I know, I know. The last thing you need before the new year is one more hot take on The Last Jedi. Well, don’t worry this isn’t a hot take. This is a slowly-steeped-seen-it-twice-read-a-lot-and-pondered-it take. And yet, it will be short and sweet nevertheless.

It is incredible to me that so many viewers seem to think so little of The Last Jedi. One thing is clear about the sharpest critics. The most disappointed viewers are the superfans. In short, they are the Star Wars uber-nerds. The following tweet exemplifies what I’m talking about:

I stand by my initial response to this:

The reports of the The Last Jedi‘s awfulness have been greatly exaggerated. The superfan critics are not new to the series or watching The Last Jedi with fresh eyes. They are judging the series in light of the sacred episodes 4-6. Many of these critics are about my age and discovered the original episodes when they were first released. They saw the originals in the theater, bought the toys in the late 70’s and early 80’s, and drank deeply from the original mythology.

For these fans, the Star Wars saga is something more than a mere movie. It is their childhood, a nostalgic icon, a memory of something pristine and good from a simpler time. For them, every movie after episodes 4-6 is competing with the idyllic memory of the originals. They want new movies to make them feel now what they felt then.

But here’s the thing. That is never going to happen. And it is unfair to judge new films on that standard—it is a standard that can only result in disappointment. I had an intern a couple years ago who loved the prequels. Why? Because he was a kid when they came out. The prequels were as dazzling to him as a young boy as the originals were to me when I was a young boy. As an adult, I hated the prequels, but my intern didn’t have my baggage and was able to view them differently.

So I am coming at these two most recent movies with more realistic expectations. No movie can compete with happy memories forged in our most formative years. If you let those expectations go, it will allow you to enjoy these movies more than you would otherwise.

The bottom line for me is that I liked The Last Jedi. A lot. I know critics don’t like the story arc of Luke and wish that he could have finished differently. But I’m not overly bothered by how he finished. In fact, Luke’s end was no more dispiriting than was Obi Wan Kenobi’s in “A New Hope.”

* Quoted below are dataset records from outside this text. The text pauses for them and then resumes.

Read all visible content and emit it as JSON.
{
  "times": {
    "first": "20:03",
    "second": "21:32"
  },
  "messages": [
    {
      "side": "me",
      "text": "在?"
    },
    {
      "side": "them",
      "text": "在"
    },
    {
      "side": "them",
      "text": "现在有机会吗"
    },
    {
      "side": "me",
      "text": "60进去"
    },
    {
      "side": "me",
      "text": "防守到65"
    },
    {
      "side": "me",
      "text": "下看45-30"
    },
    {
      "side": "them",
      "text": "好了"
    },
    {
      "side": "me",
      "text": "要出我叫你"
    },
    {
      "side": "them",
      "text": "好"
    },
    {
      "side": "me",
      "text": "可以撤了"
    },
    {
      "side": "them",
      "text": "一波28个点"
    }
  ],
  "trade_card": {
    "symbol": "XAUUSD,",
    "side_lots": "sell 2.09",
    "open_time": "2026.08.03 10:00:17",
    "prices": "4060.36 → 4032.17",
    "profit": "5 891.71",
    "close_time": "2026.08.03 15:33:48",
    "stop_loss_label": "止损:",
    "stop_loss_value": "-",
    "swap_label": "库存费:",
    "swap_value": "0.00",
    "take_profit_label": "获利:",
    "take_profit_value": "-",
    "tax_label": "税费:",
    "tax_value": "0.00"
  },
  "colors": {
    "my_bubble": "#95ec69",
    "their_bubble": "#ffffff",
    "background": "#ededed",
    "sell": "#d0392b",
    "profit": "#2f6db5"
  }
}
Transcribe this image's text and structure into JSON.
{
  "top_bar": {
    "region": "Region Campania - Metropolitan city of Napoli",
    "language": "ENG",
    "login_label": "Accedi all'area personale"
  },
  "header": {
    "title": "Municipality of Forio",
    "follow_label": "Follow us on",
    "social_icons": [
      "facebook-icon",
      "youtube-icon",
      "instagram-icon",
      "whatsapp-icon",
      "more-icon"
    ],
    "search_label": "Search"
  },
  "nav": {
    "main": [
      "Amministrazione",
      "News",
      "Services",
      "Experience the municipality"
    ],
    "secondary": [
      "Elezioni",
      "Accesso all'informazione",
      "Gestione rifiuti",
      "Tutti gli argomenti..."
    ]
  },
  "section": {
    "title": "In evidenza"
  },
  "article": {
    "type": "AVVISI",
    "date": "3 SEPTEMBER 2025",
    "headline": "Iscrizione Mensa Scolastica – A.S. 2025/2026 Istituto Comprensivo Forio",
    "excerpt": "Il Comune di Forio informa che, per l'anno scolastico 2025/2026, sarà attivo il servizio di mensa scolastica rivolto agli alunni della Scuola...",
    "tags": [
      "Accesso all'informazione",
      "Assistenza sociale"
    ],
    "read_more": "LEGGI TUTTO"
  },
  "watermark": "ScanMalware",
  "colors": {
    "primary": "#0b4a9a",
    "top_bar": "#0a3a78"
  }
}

Moreover, The Last Jedi was by far Mark Hamill’s best performance as Luke Skywalker. None of Hamill’s other episodes even come close. I was worried at the end of Force Awakens that Hamill would not be able to hang with Fisher and other new actors in episode 8. Hamill’s star was really dim next to Carrie Fisher and Harrison Ford in episodes 4-6, and I thought it might happen again. But those concerns were completely unfounded. In fact, Mark Hamill and Daisy Ridley carried this movie. I cannot overstate how well Hamill did in The Last Jedi. He was the heart and soul of this film. And I loved it.

There is much more that can and should be said about The Last Jedi, but chances are it’s already been said. I just wanted to add my two cents—even though it’s a little late!